SERVICE: Pharmacist John Black, front, with staff Christine Schipp and Min Lin behind him at McDonalds Pharmacy in Casino. Susanna Freymark

New drug rules a real headache

CASINO pharmacist John Black is concerned about the restricted availability of codeine-based products for rural customers and the dumbing down of pharmacy services.

The Therapeutic Goods Administration has ruled that over-the-counter sales of medications which have codeine in them will be illegal from February 2018 and only accessed through a doctor's prescription.

This includes the commonly used Panadeine, Codral cold tablets, Mersyndol and Nurofen.

The TGA's decision brings Australia into line with countries such as Belgium, Czech Republic, Finland, France, Greece, Iceland, India, Italy, Norway, Russia and Sweden. Canada is the most recent country to follow a similar path.
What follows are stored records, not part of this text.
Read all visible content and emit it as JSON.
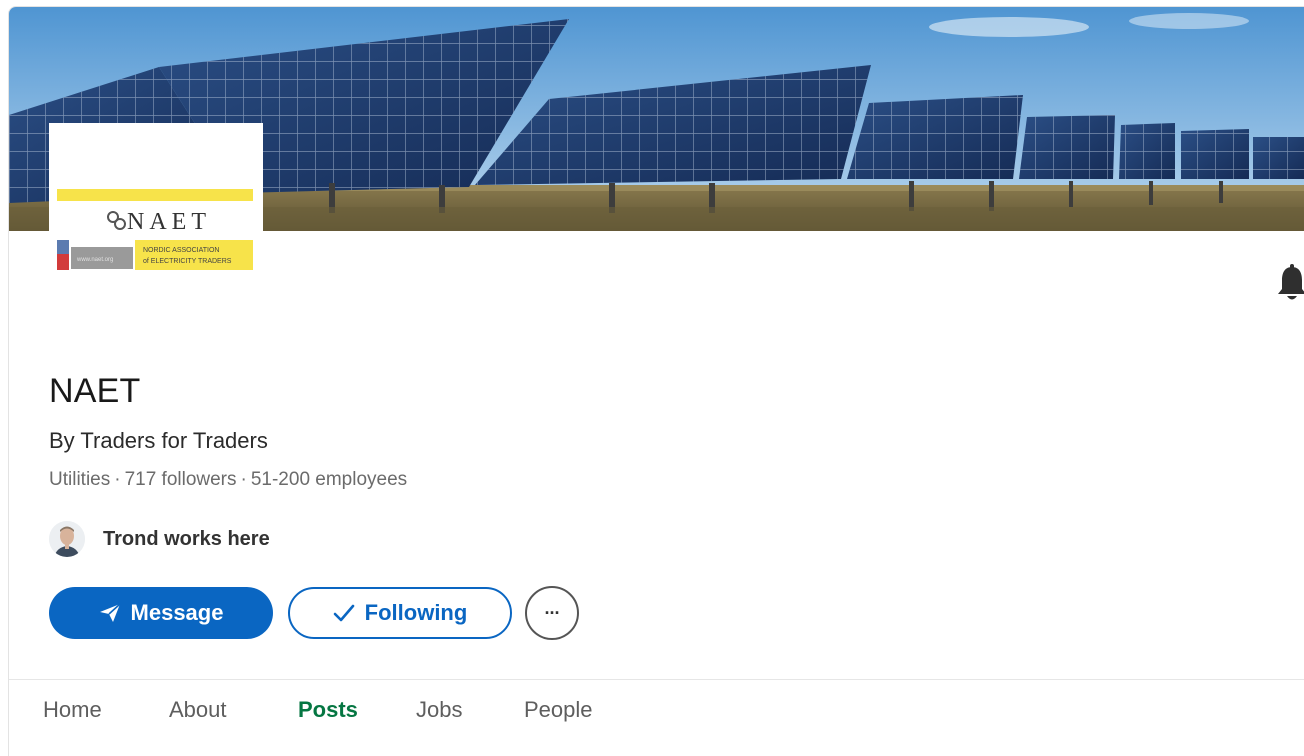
{
  "company": {
    "name": "NAET",
    "tagline": "By Traders for Traders",
    "industry": "Utilities",
    "followers": "717 followers",
    "employees": "51-200 employees",
    "separator": "·"
  },
  "logo": {
    "wordmark": "NAET",
    "line1": "NORDIC ASSOCIATION",
    "line2": "of ELECTRICITY TRADERS",
    "site": "www.naet.org"
  },
  "connection": {
    "text": "Trond works here"
  },
  "actions": {
    "message_label": "Message",
    "following_label": "Following",
    "more_label": "···"
  },
  "tabs": [
    {
      "label": "Home",
      "active": false
    },
    {
      "label": "About",
      "active": false
    },
    {
      "label": "Posts",
      "active": true
    },
    {
      "label": "Jobs",
      "active": false
    },
    {
      "label": "People",
      "active": false
    }
  ],
  "colors": {
    "primary": "#0a66c2",
    "active_tab": "#057642",
    "logo_yellow": "#f7e34a"
  },
  "icons": {
    "bell": "bell-icon",
    "message": "send-icon",
    "following": "checkmark-icon",
    "more": "ellipsis-icon"
  }
}
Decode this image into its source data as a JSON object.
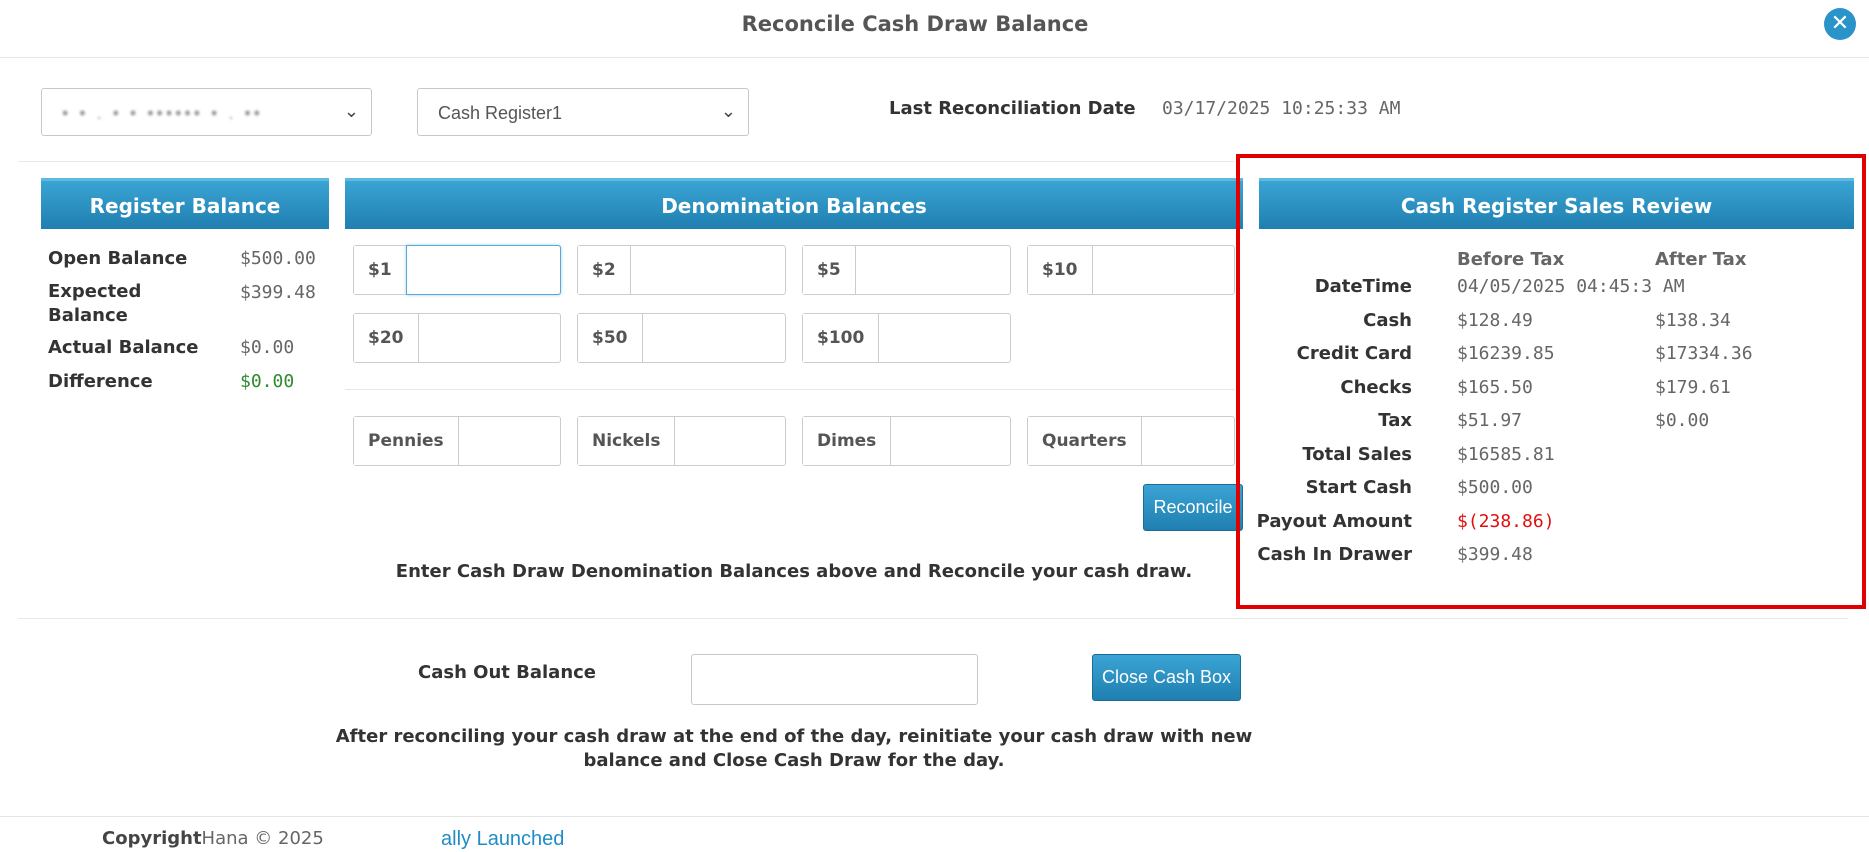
{
  "dialog": {
    "title": "Reconcile Cash Draw Balance",
    "close_icon": "close-icon"
  },
  "top": {
    "location_select_value": "• • . • • •••••• • . ••",
    "register_select_value": "Cash Register1",
    "last_recon_label": "Last Reconciliation Date",
    "last_recon_value": "03/17/2025 10:25:33 AM"
  },
  "register_balance": {
    "title": "Register Balance",
    "rows": [
      {
        "label": "Open Balance",
        "value": "$500.00"
      },
      {
        "label": "Expected Balance",
        "value": "$399.48"
      },
      {
        "label": "Actual Balance",
        "value": "$0.00"
      },
      {
        "label": "Difference",
        "value": "$0.00"
      }
    ],
    "difference_color": "#2e8b2e"
  },
  "denominations": {
    "title": "Denomination Balances",
    "bills": [
      "$1",
      "$2",
      "$5",
      "$10",
      "$20",
      "$50",
      "$100"
    ],
    "coins": [
      "Pennies",
      "Nickels",
      "Dimes",
      "Quarters"
    ],
    "reconcile_label": "Reconcile",
    "note": "Enter Cash Draw Denomination Balances above and Reconcile your cash draw."
  },
  "review": {
    "title": "Cash Register Sales Review",
    "col_before": "Before Tax",
    "col_after": "After Tax",
    "rows": [
      {
        "label": "DateTime",
        "before": "04/05/2025 04:45:3 AM",
        "after": ""
      },
      {
        "label": "Cash",
        "before": "$128.49",
        "after": "$138.34"
      },
      {
        "label": "Credit Card",
        "before": "$16239.85",
        "after": "$17334.36"
      },
      {
        "label": "Checks",
        "before": "$165.50",
        "after": "$179.61"
      },
      {
        "label": "Tax",
        "before": "$51.97",
        "after": "$0.00"
      },
      {
        "label": "Total Sales",
        "before": "$16585.81",
        "after": ""
      },
      {
        "label": "Start Cash",
        "before": "$500.00",
        "after": ""
      },
      {
        "label": "Payout Amount",
        "before": "$(238.86)",
        "after": ""
      },
      {
        "label": "Cash In Drawer",
        "before": "$399.48",
        "after": ""
      }
    ],
    "payout_color": "#e01010",
    "highlight_color": "#e00000"
  },
  "cash_out": {
    "label": "Cash Out Balance",
    "input_value": "",
    "close_button_label": "Close Cash Box",
    "note_line1": "After reconciling your cash draw at the end of the day, reinitiate your cash draw with new",
    "note_line2": "balance and Close Cash Draw for the day."
  },
  "footer": {
    "copyright_bold": "Copyright",
    "copyright_rest": "Hana © 2025",
    "link": "ally Launched"
  },
  "colors": {
    "accent": "#2a93c9",
    "header_gradient_top": "#3aa4d4",
    "header_gradient_bottom": "#1f7fb0"
  }
}
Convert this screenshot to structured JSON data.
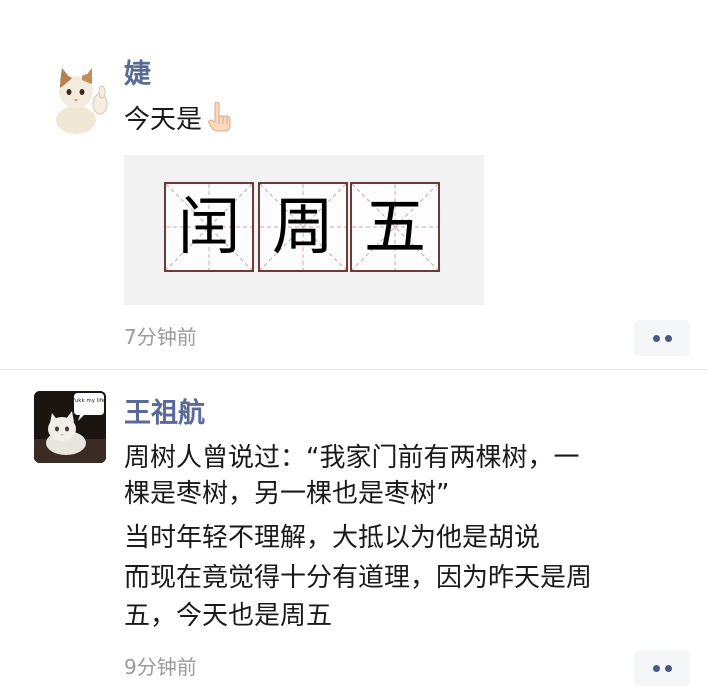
{
  "posts": [
    {
      "username": "婕",
      "text_line_1": "今天是",
      "pointing_emoji": "hand-pointing-down-icon",
      "image_chars": [
        "闰",
        "周",
        "五"
      ],
      "timestamp": "7分钟前",
      "avatar_icon": "cat-avatar-icon"
    },
    {
      "username": "王祖航",
      "lines": [
        "周树人曾说过：“我家门前有两棵树，一",
        "棵是枣树，另一棵也是枣树”",
        "当时年轻不理解，大抵以为他是胡说",
        "而现在竟觉得十分有道理，因为昨天是周",
        "五，今天也是周五"
      ],
      "timestamp": "9分钟前",
      "avatar_icon": "kitten-avatar-icon",
      "avatar_caption": "fukk my life"
    }
  ],
  "colors": {
    "username": "#5a6a96",
    "timestamp": "#9a9a9a",
    "more_dots": "#4a5a82",
    "grid_border": "#6b3a3a"
  }
}
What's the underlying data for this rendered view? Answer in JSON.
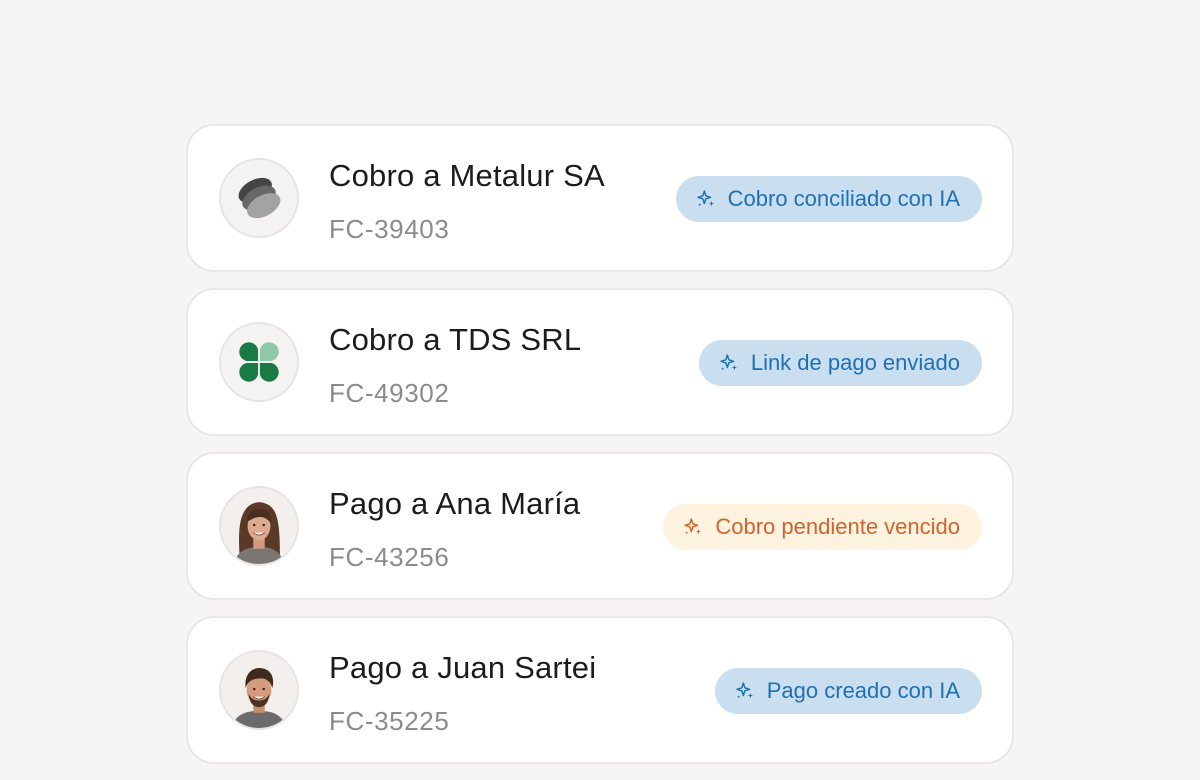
{
  "colors": {
    "background": "#f6f5f3",
    "card": "#ffffff",
    "pill_blue_bg": "#c9dff0",
    "pill_blue_text": "#1f70b3",
    "pill_orange_bg": "#fdf3df",
    "pill_orange_text": "#d4622d"
  },
  "transactions": [
    {
      "title": "Cobro a Metalur SA",
      "reference": "FC-39403",
      "avatar_icon": "metalur-logo-icon",
      "status_icon": "sparkle-icon",
      "status": "Cobro conciliado con IA",
      "status_color": "blue"
    },
    {
      "title": "Cobro a TDS SRL",
      "reference": "FC-49302",
      "avatar_icon": "tds-clover-logo-icon",
      "status_icon": "sparkle-icon",
      "status": "Link de pago enviado",
      "status_color": "blue"
    },
    {
      "title": "Pago a Ana María",
      "reference": "FC-43256",
      "avatar_icon": "person-avatar-icon",
      "status_icon": "sparkle-icon",
      "status": "Cobro pendiente vencido",
      "status_color": "orange"
    },
    {
      "title": "Pago a Juan Sartei",
      "reference": "FC-35225",
      "avatar_icon": "person-avatar-icon",
      "status_icon": "sparkle-icon",
      "status": "Pago creado con IA",
      "status_color": "blue"
    }
  ]
}
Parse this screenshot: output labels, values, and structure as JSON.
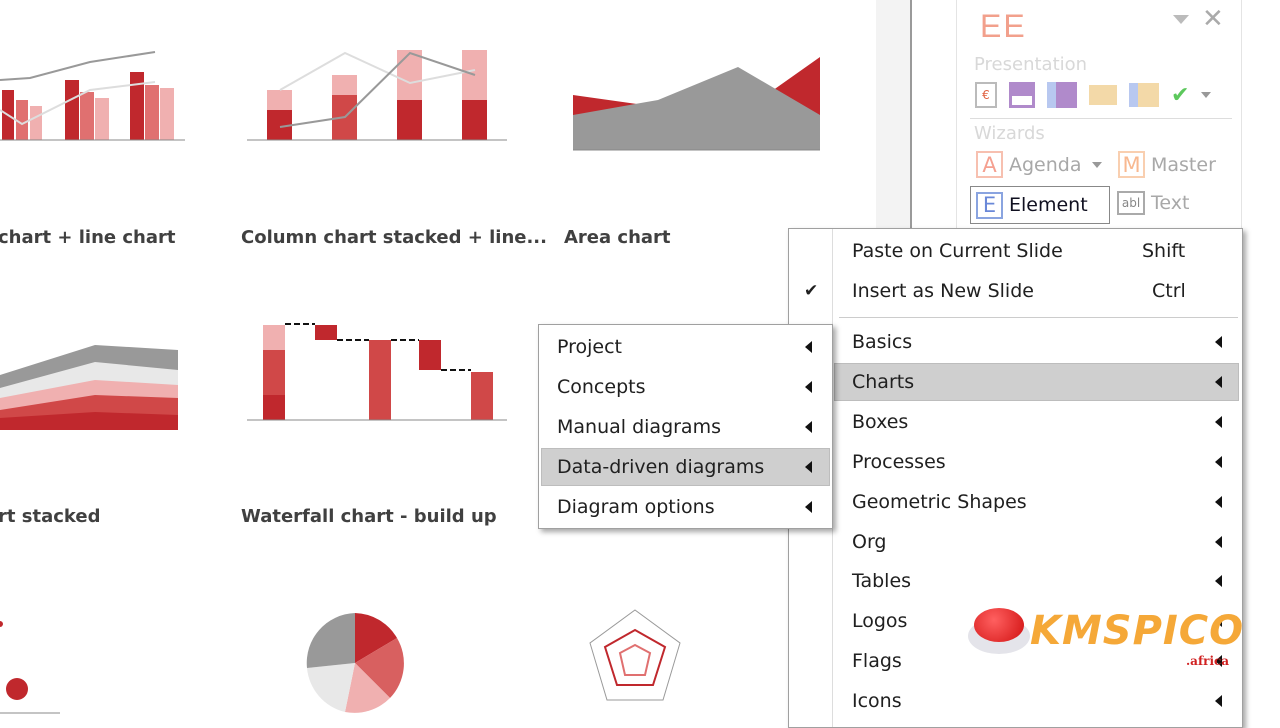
{
  "gallery": {
    "captions": [
      "chart + line chart",
      "Column chart stacked + line...",
      "Area chart",
      "rt stacked",
      "Waterfall chart - build up"
    ],
    "thumbnails": [
      "column-line-chart",
      "column-stacked-line-chart",
      "area-chart",
      "area-stacked-chart",
      "waterfall-chart",
      "bubble-chart",
      "pie-chart",
      "radar-chart"
    ]
  },
  "panel": {
    "logo": "EE",
    "presentation_label": "Presentation",
    "wizards_label": "Wizards",
    "wizards": [
      {
        "icon": "A",
        "label": "Agenda"
      },
      {
        "icon": "M",
        "label": "Master"
      },
      {
        "icon": "E",
        "label": "Element"
      },
      {
        "icon": "abl",
        "label": "Text"
      }
    ]
  },
  "main_menu": {
    "paste": {
      "label": "Paste on Current Slide",
      "shortcut": "Shift"
    },
    "insert": {
      "label": "Insert as New Slide",
      "shortcut": "Ctrl",
      "checked": true
    },
    "items": [
      "Basics",
      "Charts",
      "Boxes",
      "Processes",
      "Geometric Shapes",
      "Org",
      "Tables",
      "Logos",
      "Flags",
      "Icons"
    ],
    "highlighted": "Charts"
  },
  "sub_menu": {
    "items": [
      "Project",
      "Concepts",
      "Manual diagrams",
      "Data-driven diagrams",
      "Diagram options"
    ],
    "highlighted": "Data-driven diagrams"
  },
  "watermark": {
    "text": "KMSPICO",
    "suffix": ".africa"
  },
  "colors": {
    "accent_red": "#c0282d",
    "highlight": "#cfcfcf"
  }
}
The reason is the misuse of codeine, says Royal Australian College of General Practitioners addiction specialist Dr Hester Wilson.

"There is a lot of misinformation out there regarding codeine,” Dr Wilson said.

"Codeine is actually a really lousy painkiller - it has a lot of risks but no benefit. Patients are misled if they think they are getting additional pain relief in over- the-counter products containing codeine.”

McDonalds Pharmacy's Mr Black said putting the onus back on busy doctors and forcing people to get prescriptions would clutter an already busy medical system.

"We feel confident through our four years training we can dispense codeine-based products to the community,” Mr Black said.

The Pharmacy Guild encourages its members to use MedsAssist, a computer program which tracks use of codeine-based medicines. MedsAssists prevents the misuse and over subscription of medicine by recording and monitoring the patient's purchases.

If MedsAssist was made compulsory for all NSW pharmacies, there would be no problem with people misusing codeine, Mr Black said.

The inconvenience for people who had travelled into town to get their medications to then have to visit the doctor for a prescription was unnecessary, Mr Black said.

"We did flu vaccines,” he said because it was easier for customers and he sees providing advice about codeine-based medicines and alternatives well within a pharmacist's training.

"Why go backwards when we can go forward?” he said.

Dr Wilson said patients needed better medical advice about using codeine and managing pain.

"Long-term codeine use has been shown to have a pain-sensitising effect in people who take it regularly for headaches, in the end making their pain worse. Why would we continue to put people at risk with something that is ineffective?” he said.

"Codeine-related deaths have more than doubled in Australia since 2000. There are much safer ways of lowering pain.”

The Pharmacy Guild wants the State Government to change the level of the codeine-based products so they can still be sold at a pharmacy. People who agree are urged to write to their local member for parliament.